The exemption, which allows land owners avoid capital gains tax if they hold onto a property for seven years, was introduced to kickstart the flagging Irish real estate market in 2011.
However, it has since had the unintended consequence of encouraging property owners to sit on land in the midst of a chronic housing shortage.
In a pre-budget submission for Finance Minister Paschal Donohoe, civil servants warned that any attempt to change the scheme would open the doors to compensation claims.
The submission said: “Based on legal advice, it will be necessary to retain the option for those who purchased property between 7 December 2011 and end December 2014 to retain the option to keep the property for the full seven years, and still enjoy the full … [tax] relief.
“This is because property/land owners have legitimate expectation that the relief would stay in place for the time set out … and may have made investment decisions that could be impeded by a possible change in timing of the relief.”
In Budget 2018, the exemption was changed so that property owners could instead sell the land after just four years and still get the full tax relief available.
The submission explained that there was no cost to the Exchequer from making the change as the tax loss had already been locked in.
It said: “The costs of this relief have effectively already been incurred and the revenue from such gains foregone.”
Minister Donohoe was presented with three options on how to reform the exemption.
The first possibility was to do nothing and just let the scheme run its course over the next three years.
“Land (and buildings) would continue to be held pending access to the relief,” the submission warned however.
“There will be no marked increase in land being placed on the market until [2020-2021] … so potentially limiting the availability of development land.”
The second option would have allowed property owners avail of the full tax relief either four or six years into the scheme.
The submission said: “This option will … require the maintenance of the option to retain the property for seven years due to possible legal challenge.”
It said that “anecdotally” a large amount of property had been bought at the end of 2013 and could therefore start becoming available for sale and development immediately.
The disadvantages of this approach included the potential for creating “a glut” of land and buildings if owners began to sell en masse.
The submission also warned that property owners could just disregard the changes and hold onto land in “the expectation of [further] price increases”.
A third option was also proposed involving tiered relief depending on when the property or land was sold.
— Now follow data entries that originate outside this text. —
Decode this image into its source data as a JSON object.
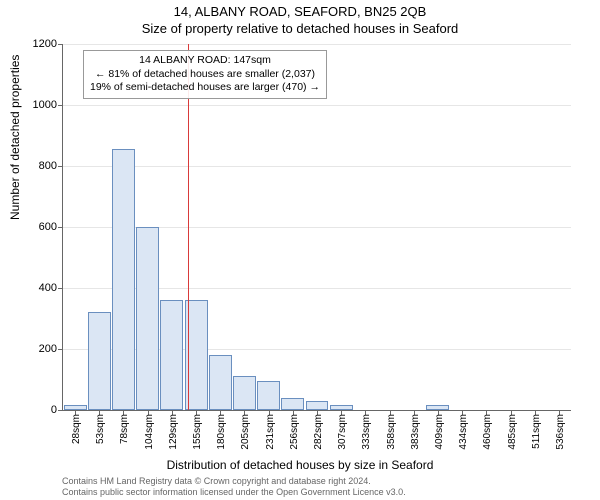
{
  "titles": {
    "address": "14, ALBANY ROAD, SEAFORD, BN25 2QB",
    "subtitle": "Size of property relative to detached houses in Seaford"
  },
  "axis": {
    "ylabel": "Number of detached properties",
    "xlabel": "Distribution of detached houses by size in Seaford",
    "ylim": [
      0,
      1200
    ],
    "yticks": [
      0,
      200,
      400,
      600,
      800,
      1000,
      1200
    ],
    "grid_color": "#e6e6e6",
    "axis_color": "#666666",
    "xticks": [
      "28sqm",
      "53sqm",
      "78sqm",
      "104sqm",
      "129sqm",
      "155sqm",
      "180sqm",
      "205sqm",
      "231sqm",
      "256sqm",
      "282sqm",
      "307sqm",
      "333sqm",
      "358sqm",
      "383sqm",
      "409sqm",
      "434sqm",
      "460sqm",
      "485sqm",
      "511sqm",
      "536sqm"
    ]
  },
  "hist": {
    "type": "histogram",
    "bins": 21,
    "values": [
      15,
      320,
      855,
      600,
      360,
      360,
      180,
      110,
      95,
      40,
      30,
      15,
      0,
      0,
      0,
      15,
      0,
      0,
      0,
      0,
      0
    ],
    "bar_fill": "#dbe6f4",
    "bar_stroke": "#6a8fbf",
    "bar_width": 0.95,
    "background_color": "#ffffff"
  },
  "marker": {
    "property_sqm": 147,
    "line_color": "#d93a3a",
    "annotation": {
      "line1": "14 ALBANY ROAD: 147sqm",
      "line2": "← 81% of detached houses are smaller (2,037)",
      "line3": "19% of semi-detached houses are larger (470) →",
      "box_border": "#999999",
      "box_bg": "rgba(255,255,255,0.9)",
      "font_size": 10.5
    }
  },
  "attribution": {
    "line1": "Contains HM Land Registry data © Crown copyright and database right 2024.",
    "line2": "Contains public sector information licensed under the Open Government Licence v3.0."
  },
  "label_fontsize": 12,
  "tick_fontsize": 11
}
If sold after four years for instance, the owner would get 4/7ths of the relief or after six years, they would get 6/7ths.
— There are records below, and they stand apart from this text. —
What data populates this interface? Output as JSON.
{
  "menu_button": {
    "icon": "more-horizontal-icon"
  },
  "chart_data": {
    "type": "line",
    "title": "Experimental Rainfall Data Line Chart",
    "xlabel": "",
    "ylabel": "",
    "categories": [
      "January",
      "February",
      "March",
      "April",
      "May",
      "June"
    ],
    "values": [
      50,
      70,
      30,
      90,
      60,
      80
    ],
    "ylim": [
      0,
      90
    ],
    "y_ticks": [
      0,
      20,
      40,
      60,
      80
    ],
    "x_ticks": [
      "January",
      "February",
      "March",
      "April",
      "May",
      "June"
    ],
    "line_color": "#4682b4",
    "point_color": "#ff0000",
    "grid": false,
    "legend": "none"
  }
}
In the end, Minister Donohoe opted for the second approach, which was to simply grant the relief at any time between four and seven years for property owners.
A spokesman said: “This change could help encourage and promote the sale of assets such as development land and existing residential properties.
“It is widely believed that this relief has been a factor in slowing the release of development land onto the market, as owners … may be waiting for the requisite seven-year ownership period to elapse before selling.”